California $10,000 Tax Credit For New Home Buyers

As of March 1, 2009, California lawmakers approved a new budget that cut spending by $13 billion in an effort to reduce the state’s $42 billion deficit. Included in the budget is a provision allocating state funds for a $10,000 tax credit for home buyers.

The tax credit incentive represents hope for struggling home builders, but is it a repeat of the same thinking that brought about this economic turmoil? A large part of how we got into this mess was by making it easy for home buyers to temporarily afford a home, is this not another way of doing the same? Either way, it will be interesting to see how successful the tax credit is, and to see if it starts a trend in other construction dependent states.

The $10,000 tax credit is for home buyers that purchase a new home between March 1, 2009 and March 1, 2010. The bill set aside $100 million for the tax credit, so after 10,000 new homes are purchased, the credit is gone. Last month, an estimated 29,458 new and resale houses were sold statewide; if you want the incentive, you probably won’t want to wait until next March.


Below are details about the tax credit.

1. The $10,000 tax credit is not a loan and if the home remains your primary residence for 2-years, you do not have to pay any portion of the tax credit back.

2. The tax credit is for new homes only. The construction of a new home generates more tax revenues than the $10,000 tax credit will cost, so the credit is limited to the purchase of new homes. You will not qualify for the state tax credit if you buy an existing home.

3. The tax credit is good for 5% of the home’s price or $10,000, whichever is less.
Examples: (price of home x .05)

If you purchase a new home that costs $150,000, your tax credit will be $7,500.
If you purchase a new home that costs $200,000, your tax credit will be $10,000.
If you purchase a new home that costs $450,000, your tax credit will be $10,000.

4. Home buyers will receive the tax credit, in equal amounts, over 3-years.

Examples: (Tax Credit / 3)

If your tax credit is $7,500, you will receive a tax credit of $2,500 each year for three years.
If your tax credit is $10,000, you will receive a tax credit of $3,333.33 each year for three years.
5. Unlike the $8,000 federal tax credit, the California state tax credit is not limited to first-time home buyers.

6. There are no maximum income limitations so any buyer purchasing a previously unoccupied home can qualify for the tax credit.

7. The tax credit only applies if the purchased home is your primary residence.
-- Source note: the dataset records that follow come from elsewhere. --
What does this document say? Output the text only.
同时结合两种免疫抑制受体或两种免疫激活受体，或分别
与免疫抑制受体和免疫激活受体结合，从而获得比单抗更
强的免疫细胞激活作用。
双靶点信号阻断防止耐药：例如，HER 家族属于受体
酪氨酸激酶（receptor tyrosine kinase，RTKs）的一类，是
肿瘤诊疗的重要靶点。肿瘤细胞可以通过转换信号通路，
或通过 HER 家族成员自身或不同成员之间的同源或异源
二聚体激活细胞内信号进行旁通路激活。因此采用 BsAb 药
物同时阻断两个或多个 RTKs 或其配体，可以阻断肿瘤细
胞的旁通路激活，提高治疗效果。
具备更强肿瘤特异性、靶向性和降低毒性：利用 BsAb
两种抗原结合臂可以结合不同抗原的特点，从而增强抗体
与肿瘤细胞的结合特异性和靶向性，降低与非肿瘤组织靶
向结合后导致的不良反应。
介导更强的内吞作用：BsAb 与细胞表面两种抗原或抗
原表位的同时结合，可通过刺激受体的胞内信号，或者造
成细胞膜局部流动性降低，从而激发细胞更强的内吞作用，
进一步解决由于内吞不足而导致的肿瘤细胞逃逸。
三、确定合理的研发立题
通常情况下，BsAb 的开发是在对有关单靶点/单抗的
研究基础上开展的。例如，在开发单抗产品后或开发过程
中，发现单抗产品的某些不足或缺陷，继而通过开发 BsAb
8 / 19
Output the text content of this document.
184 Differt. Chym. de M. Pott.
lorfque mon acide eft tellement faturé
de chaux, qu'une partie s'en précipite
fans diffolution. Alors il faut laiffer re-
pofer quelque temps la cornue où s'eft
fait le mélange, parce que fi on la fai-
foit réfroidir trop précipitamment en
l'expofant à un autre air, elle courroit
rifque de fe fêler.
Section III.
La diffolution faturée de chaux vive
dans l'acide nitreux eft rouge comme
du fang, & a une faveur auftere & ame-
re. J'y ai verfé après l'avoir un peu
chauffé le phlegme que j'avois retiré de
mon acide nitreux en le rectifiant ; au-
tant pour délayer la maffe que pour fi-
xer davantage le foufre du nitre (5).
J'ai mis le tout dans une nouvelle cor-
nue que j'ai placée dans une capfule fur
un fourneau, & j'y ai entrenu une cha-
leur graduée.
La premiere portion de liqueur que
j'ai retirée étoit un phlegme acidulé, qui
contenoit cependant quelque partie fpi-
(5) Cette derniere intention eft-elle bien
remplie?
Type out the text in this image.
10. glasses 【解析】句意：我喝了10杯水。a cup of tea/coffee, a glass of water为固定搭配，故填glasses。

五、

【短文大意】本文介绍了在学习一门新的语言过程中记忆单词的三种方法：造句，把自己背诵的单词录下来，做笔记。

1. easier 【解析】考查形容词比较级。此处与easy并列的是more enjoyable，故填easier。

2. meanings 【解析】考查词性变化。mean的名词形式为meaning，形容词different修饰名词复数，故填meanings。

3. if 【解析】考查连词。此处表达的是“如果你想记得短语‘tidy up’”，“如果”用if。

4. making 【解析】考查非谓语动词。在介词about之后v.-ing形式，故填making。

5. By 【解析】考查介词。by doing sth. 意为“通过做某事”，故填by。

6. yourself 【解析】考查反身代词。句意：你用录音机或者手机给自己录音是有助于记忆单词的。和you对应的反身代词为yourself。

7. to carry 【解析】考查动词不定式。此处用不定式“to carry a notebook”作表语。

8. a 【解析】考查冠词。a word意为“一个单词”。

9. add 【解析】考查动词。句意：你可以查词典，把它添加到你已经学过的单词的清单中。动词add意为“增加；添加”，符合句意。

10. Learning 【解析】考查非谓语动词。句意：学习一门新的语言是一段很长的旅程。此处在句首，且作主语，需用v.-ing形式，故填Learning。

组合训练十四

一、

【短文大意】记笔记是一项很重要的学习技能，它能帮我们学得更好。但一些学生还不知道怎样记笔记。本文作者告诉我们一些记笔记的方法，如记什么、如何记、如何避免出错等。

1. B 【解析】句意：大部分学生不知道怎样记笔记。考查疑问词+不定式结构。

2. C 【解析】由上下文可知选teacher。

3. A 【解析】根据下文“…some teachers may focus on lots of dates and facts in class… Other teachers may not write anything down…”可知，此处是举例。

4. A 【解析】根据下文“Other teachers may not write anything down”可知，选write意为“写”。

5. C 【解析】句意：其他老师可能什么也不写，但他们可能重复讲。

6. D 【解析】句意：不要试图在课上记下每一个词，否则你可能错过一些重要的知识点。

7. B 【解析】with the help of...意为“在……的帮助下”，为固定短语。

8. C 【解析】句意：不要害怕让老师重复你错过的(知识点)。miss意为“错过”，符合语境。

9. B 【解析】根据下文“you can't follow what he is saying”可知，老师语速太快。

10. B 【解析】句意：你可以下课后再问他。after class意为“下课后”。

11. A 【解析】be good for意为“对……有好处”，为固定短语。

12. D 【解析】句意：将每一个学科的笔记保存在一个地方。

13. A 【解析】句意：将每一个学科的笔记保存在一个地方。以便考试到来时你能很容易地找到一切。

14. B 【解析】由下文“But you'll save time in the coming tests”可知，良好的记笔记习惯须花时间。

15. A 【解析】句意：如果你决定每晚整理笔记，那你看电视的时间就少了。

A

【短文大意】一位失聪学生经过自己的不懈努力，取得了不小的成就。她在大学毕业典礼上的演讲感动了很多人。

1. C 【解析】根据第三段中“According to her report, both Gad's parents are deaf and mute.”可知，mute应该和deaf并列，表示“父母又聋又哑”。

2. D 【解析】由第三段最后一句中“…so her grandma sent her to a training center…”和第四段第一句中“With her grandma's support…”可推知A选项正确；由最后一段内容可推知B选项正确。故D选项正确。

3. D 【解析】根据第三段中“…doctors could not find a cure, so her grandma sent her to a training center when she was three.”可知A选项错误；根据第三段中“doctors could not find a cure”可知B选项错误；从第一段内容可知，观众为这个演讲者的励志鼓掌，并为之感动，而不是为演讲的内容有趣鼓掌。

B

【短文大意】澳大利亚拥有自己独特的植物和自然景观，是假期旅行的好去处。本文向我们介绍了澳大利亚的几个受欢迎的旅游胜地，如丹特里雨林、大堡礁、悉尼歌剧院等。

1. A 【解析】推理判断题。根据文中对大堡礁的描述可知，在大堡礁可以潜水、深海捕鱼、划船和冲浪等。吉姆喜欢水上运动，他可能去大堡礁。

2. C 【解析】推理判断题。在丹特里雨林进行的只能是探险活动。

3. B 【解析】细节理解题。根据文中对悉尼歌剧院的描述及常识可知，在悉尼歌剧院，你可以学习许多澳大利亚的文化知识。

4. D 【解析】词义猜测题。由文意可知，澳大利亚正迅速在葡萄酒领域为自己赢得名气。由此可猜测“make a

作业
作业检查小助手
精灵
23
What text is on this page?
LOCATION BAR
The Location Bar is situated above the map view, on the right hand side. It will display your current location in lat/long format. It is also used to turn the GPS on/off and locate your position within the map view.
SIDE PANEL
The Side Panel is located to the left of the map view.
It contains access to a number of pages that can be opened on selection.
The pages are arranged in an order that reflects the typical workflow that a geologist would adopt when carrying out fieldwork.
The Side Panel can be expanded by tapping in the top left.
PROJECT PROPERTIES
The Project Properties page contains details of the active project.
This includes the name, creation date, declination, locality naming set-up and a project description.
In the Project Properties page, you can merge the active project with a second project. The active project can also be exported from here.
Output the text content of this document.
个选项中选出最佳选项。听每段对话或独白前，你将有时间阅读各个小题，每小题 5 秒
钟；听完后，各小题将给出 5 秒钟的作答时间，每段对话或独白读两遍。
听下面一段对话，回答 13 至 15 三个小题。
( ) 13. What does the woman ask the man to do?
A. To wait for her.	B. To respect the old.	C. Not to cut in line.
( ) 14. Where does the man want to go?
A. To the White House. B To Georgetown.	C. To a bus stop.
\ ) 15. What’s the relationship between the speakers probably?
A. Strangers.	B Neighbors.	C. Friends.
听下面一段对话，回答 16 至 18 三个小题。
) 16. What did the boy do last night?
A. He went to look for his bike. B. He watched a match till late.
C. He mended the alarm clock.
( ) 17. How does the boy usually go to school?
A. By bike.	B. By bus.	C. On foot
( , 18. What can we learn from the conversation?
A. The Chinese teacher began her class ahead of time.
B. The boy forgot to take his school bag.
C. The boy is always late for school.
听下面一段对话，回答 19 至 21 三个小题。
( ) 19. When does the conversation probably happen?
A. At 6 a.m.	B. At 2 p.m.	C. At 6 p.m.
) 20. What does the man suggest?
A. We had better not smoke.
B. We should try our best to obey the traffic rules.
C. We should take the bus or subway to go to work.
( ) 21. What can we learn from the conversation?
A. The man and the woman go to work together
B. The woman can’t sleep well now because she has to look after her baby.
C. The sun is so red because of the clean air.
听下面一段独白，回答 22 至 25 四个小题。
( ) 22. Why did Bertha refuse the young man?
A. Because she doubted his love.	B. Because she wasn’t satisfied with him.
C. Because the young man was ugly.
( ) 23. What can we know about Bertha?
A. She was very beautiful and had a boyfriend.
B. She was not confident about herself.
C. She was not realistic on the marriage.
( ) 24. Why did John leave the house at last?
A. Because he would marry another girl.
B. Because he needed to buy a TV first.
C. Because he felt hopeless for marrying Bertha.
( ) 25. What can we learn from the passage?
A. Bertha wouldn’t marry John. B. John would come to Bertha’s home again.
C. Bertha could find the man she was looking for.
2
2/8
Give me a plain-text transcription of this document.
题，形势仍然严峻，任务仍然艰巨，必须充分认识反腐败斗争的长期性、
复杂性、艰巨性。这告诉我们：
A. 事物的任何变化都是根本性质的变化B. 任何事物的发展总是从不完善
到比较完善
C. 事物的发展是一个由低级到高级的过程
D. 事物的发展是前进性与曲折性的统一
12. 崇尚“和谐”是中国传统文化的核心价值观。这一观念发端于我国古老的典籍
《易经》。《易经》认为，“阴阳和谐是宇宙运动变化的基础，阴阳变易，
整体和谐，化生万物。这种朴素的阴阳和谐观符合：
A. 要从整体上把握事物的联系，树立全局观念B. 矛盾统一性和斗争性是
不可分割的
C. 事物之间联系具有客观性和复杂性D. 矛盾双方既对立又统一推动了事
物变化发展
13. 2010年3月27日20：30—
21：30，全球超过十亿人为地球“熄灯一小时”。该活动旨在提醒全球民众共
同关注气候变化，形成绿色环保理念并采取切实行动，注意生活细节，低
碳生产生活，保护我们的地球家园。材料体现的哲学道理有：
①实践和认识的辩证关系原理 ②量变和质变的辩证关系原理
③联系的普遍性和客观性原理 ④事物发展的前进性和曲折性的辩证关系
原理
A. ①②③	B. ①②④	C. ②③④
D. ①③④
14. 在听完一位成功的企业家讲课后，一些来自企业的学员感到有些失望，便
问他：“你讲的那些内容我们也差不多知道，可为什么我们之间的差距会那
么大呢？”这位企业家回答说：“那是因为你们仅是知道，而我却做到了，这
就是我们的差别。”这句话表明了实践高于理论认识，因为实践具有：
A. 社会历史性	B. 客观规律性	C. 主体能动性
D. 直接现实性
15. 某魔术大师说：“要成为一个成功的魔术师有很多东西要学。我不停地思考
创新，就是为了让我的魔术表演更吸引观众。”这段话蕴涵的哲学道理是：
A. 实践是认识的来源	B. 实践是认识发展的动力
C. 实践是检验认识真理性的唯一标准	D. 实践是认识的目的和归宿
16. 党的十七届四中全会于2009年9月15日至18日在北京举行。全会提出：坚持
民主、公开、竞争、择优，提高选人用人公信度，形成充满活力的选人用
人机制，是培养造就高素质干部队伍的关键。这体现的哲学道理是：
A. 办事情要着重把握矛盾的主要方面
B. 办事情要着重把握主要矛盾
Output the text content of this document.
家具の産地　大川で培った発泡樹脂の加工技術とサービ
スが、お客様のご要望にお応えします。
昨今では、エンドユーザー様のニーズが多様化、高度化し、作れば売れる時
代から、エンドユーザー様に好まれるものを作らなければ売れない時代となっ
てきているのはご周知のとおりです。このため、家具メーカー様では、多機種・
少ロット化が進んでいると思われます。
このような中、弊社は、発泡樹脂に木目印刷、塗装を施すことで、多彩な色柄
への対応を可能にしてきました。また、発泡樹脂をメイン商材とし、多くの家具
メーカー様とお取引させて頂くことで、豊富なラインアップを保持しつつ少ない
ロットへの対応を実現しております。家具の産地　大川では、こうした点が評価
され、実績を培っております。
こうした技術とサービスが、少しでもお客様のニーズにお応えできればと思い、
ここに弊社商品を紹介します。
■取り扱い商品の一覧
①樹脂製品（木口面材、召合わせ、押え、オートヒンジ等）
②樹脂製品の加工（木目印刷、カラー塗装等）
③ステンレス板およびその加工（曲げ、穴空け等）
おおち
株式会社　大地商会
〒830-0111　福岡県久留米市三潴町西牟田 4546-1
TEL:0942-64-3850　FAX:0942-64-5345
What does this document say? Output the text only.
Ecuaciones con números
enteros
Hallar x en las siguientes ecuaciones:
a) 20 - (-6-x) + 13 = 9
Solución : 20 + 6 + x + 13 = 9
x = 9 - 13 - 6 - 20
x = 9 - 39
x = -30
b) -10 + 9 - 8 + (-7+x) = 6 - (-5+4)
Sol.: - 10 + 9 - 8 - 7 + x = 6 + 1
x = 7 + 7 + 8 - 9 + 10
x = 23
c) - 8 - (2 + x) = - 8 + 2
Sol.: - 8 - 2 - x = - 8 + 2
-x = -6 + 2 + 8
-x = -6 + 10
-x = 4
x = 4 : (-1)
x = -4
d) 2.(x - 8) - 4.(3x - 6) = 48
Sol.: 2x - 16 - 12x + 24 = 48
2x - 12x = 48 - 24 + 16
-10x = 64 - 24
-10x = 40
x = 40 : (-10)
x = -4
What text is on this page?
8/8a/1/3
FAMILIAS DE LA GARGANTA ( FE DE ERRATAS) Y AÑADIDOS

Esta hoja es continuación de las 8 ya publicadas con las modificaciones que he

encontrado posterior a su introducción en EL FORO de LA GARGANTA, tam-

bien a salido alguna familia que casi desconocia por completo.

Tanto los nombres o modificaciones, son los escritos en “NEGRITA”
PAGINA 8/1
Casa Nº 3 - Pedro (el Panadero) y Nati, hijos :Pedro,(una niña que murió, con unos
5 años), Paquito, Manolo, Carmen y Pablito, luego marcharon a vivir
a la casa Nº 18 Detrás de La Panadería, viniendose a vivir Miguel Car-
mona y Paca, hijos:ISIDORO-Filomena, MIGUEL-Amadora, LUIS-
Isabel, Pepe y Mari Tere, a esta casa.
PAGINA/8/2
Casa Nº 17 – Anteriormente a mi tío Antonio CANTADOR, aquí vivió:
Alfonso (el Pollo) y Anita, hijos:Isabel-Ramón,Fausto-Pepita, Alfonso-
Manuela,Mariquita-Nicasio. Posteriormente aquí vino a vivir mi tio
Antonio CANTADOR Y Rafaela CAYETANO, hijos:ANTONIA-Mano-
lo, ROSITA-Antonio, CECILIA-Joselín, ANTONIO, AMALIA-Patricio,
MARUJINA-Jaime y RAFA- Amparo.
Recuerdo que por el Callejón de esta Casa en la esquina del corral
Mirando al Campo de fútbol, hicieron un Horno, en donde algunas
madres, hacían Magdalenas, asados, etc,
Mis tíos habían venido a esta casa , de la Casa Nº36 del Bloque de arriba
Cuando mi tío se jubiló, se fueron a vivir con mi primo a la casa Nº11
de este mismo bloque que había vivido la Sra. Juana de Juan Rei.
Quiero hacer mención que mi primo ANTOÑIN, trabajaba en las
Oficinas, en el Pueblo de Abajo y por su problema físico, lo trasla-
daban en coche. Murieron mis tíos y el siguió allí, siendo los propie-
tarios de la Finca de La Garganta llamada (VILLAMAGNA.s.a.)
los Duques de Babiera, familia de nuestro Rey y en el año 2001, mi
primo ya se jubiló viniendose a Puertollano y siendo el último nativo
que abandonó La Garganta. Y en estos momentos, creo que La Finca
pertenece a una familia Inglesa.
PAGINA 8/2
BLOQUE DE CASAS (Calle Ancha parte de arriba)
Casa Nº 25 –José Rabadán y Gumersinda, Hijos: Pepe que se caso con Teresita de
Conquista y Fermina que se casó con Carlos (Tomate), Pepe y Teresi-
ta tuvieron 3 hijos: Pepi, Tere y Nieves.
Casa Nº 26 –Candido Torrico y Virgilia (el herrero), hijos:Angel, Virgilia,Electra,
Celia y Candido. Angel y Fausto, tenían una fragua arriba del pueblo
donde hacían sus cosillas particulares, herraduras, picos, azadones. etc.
8. There is no down payment requirement to receive the $10,000 tax credit.

9. The $10,000 state tax credit can be used along with the $8,000 federal tax credit for home buyers. If you’re a first-time home buyer, and you purchase a new home in California that costs more than $200,000, you’ll get $18,000 in tax credits.

10. The tax credit is limited to the first 10,000 new home purchases.